Determine whether the given binomial is a factor of the polynomial \( p(x) \). If it is, find the remaining factors of \( p(x) \). 2. \( p(x)=x^{3}-2 x^{2}+7 x-14 ; x-2 \)
Real Tutor Solution
Answer
Solution
Reviewed and approved by the UpStudy tutoring team
Bonus Knowledge
To determine if \( x - 2 \) is a factor of the polynomial \( p(x) = x^{3} - 2x^{2} + 7x - 14 \), you can use the Factor Theorem, which asserts that if \( p(c) = 0 \) for some value \( c \), then \( x - c \) is a factor of \( p(x) \). Substituting \( x = 2 \) into \( p(x) \): \[ p(2) = (2)^{3} - 2(2)^{2} + 7(2) - 14 \] \[ = 8 - 8 + 14 - 14 = 0 \] Since \( p(2) = 0 \), \( x - 2 \) is indeed a factor. To find the remaining factors of \( p(x) \), you can perform polynomial long division of \( p(x) \) by \( x - 2 \). Performing the long division, we find: \[ p(x) \div (x - 2) = x^{2} + 0x + 7 = x^{2} + 7 \] Thus, we have \[ p(x) = (x - 2)(x^{2} + 7). \] The remaining factor \( x^{2} + 7 \) can’t be factored further using real numbers, but it has complex roots.
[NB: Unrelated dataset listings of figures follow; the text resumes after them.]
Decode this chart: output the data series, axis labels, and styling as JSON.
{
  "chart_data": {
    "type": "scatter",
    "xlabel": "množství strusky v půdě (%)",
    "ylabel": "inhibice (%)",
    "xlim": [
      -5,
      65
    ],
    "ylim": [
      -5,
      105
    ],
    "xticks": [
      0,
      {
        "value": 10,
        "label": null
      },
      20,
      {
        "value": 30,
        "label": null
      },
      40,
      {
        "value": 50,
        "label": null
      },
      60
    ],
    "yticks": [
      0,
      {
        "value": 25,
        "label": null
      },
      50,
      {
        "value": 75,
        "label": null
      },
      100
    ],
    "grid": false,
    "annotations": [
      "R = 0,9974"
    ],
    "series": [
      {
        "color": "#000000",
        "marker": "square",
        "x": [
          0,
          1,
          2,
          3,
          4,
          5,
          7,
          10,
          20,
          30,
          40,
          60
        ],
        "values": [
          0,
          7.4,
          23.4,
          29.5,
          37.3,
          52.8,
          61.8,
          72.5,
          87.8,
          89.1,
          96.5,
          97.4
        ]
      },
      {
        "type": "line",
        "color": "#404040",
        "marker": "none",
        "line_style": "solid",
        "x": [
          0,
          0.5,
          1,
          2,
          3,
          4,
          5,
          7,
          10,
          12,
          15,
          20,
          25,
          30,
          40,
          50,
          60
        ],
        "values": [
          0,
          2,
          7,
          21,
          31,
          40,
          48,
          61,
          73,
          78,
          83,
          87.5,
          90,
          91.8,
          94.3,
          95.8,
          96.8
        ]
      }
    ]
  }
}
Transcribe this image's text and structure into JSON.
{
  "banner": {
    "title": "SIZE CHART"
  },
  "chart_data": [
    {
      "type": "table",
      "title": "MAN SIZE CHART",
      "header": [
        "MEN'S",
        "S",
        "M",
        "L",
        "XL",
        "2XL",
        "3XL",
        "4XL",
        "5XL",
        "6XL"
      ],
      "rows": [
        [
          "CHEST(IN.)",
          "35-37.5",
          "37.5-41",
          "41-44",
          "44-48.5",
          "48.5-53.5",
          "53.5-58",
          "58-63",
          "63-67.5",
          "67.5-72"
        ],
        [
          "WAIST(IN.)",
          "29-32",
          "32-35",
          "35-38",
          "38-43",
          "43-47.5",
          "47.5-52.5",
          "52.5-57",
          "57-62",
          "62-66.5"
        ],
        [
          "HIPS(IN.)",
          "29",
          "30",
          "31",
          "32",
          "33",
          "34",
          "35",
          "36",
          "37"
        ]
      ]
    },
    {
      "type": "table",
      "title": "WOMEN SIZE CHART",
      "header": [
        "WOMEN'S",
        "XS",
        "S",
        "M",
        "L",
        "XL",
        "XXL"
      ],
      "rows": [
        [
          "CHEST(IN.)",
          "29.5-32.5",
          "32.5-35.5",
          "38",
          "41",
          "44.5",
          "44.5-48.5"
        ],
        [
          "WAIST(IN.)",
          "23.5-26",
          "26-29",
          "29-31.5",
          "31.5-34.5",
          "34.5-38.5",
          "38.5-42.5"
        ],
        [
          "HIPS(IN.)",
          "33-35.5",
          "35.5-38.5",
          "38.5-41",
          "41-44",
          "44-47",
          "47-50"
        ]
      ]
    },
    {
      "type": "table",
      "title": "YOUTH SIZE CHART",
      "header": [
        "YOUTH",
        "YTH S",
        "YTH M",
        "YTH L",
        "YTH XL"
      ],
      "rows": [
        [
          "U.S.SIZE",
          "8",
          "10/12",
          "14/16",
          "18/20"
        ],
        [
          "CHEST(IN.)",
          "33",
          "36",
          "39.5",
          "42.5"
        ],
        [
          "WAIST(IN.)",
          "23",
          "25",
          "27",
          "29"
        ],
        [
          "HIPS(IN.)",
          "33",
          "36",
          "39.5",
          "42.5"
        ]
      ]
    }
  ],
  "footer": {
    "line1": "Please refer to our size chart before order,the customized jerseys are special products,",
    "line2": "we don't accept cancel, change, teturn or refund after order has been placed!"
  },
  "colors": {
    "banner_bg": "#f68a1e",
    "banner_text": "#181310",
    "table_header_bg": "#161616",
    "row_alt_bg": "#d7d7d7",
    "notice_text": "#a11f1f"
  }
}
Therefore, the complete factorization over the complex numbers would be: \[ p(x) = (x - 2)(x - i\sqrt{7})(x + i\sqrt{7}). \] Now, if you're feeling adventurous with polynomial factors and want to dive deeper, remember that factoring can be visualized like puzzle solving! Each polynomial can hide its secrets behind cleverly arranged terms, just waiting for a keen eye (and perhaps some division) to unravel the mystery of its composition. When working through polynomial long division, it's essential to keep your terms organized. A common mistake is to misalign degrees or skip steps, leading to confusion. Think of it as balancing a scale: every term must have its place to keep the equation's integrity intact!